The whole thing's a wrestling promo. It's a lot like the wrestling community. Wrestling fans are a close-knit community because there's a lot of people who don't understand them. They don't understand how you can love wrestling so much unless you love it. I think Jim's show is very similar to that. I think sports talk radio in general is like that. Rome has a cult following. And they're passionate about something the public doesn't understand. That's what binds the community together. That's why it's not fragmented.

Mark in Hollywood: The majority of the Smackoff guys talk outside of the show. Most of the guys know it's professional wrestling. There's a few who don't and take that attitude and run with it. That I don't like. Those dudes are annoying. You know, it's better when it's pro wrestling. Right now we're all communicating -- how's your Smackoff call going, knowing that we're all going to be going at each other. There's maybe two or three outliers who will be ultra-serious about it and those guys never really last because they take it personally. None of the guys who are good have ever crossed the line with me.

Steve in H-Town: There's a whole network of people. It's a whole different language. You know all the callers. You know all about the show within the show. If you're listening for the first time ever and Rick in Buffalo calls in, you're going to hear him talking about another caller. You're not going to get a sports take. That throws everyone off. I've never seen anything like it.

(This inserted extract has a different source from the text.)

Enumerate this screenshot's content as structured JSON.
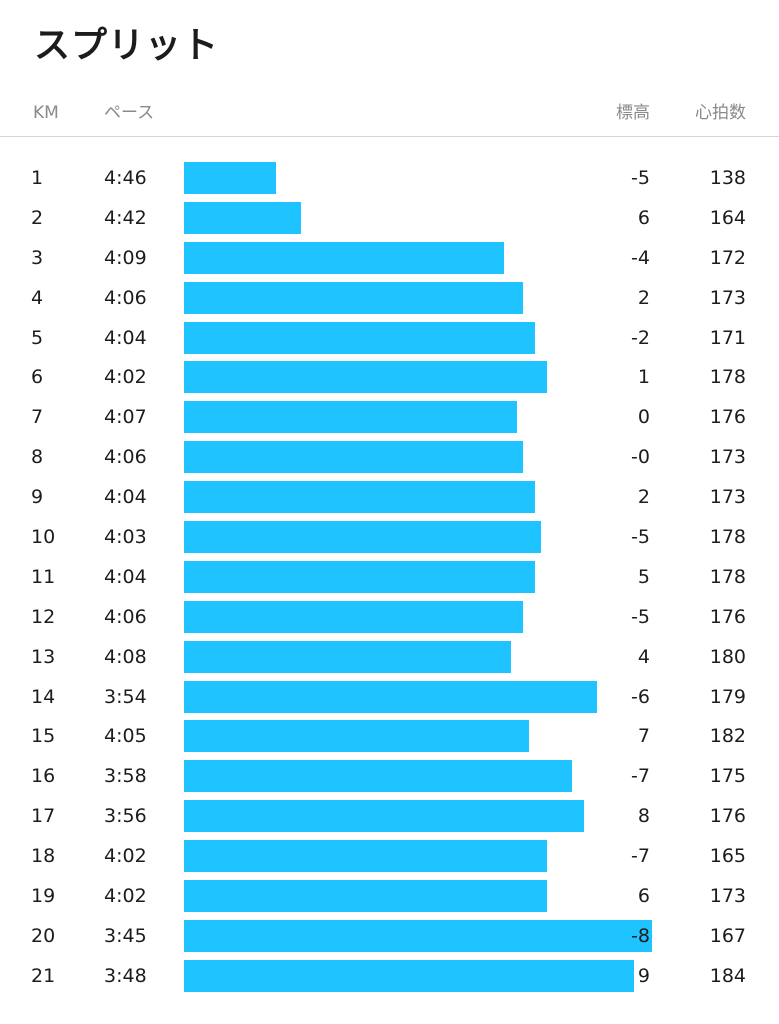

I'm glad to be part of it.

Leff in Laguna: It's pretty cool because it's a really unique community that Jim's built. I don't know of another radio show or talk show that's like it. We see it all the time, people will travel across the country to meet other clones. I've met dozens of listeners. My wife and other people who don't understand it have a hard time grasping. What are you doing? All listening to a radio show? It's weird and cool and he created that from the beginning. To have a little notoriety is cool and I do it just to make those people laugh.

I've met most of these guys and everyone's great. I've gotten along with everyone. They are fun to hang out with, have a beer with. It's a small fraternity. Like any other sport, you go against each other and want to win but when it's over you chat about it. It's interesting to see everyone's process.

Brad in Corona: There are some dudes over the years that I genuinely don't like but if I met them in person I'd like them. That's sort of what the show is. It''s not personal. You're just trying to win.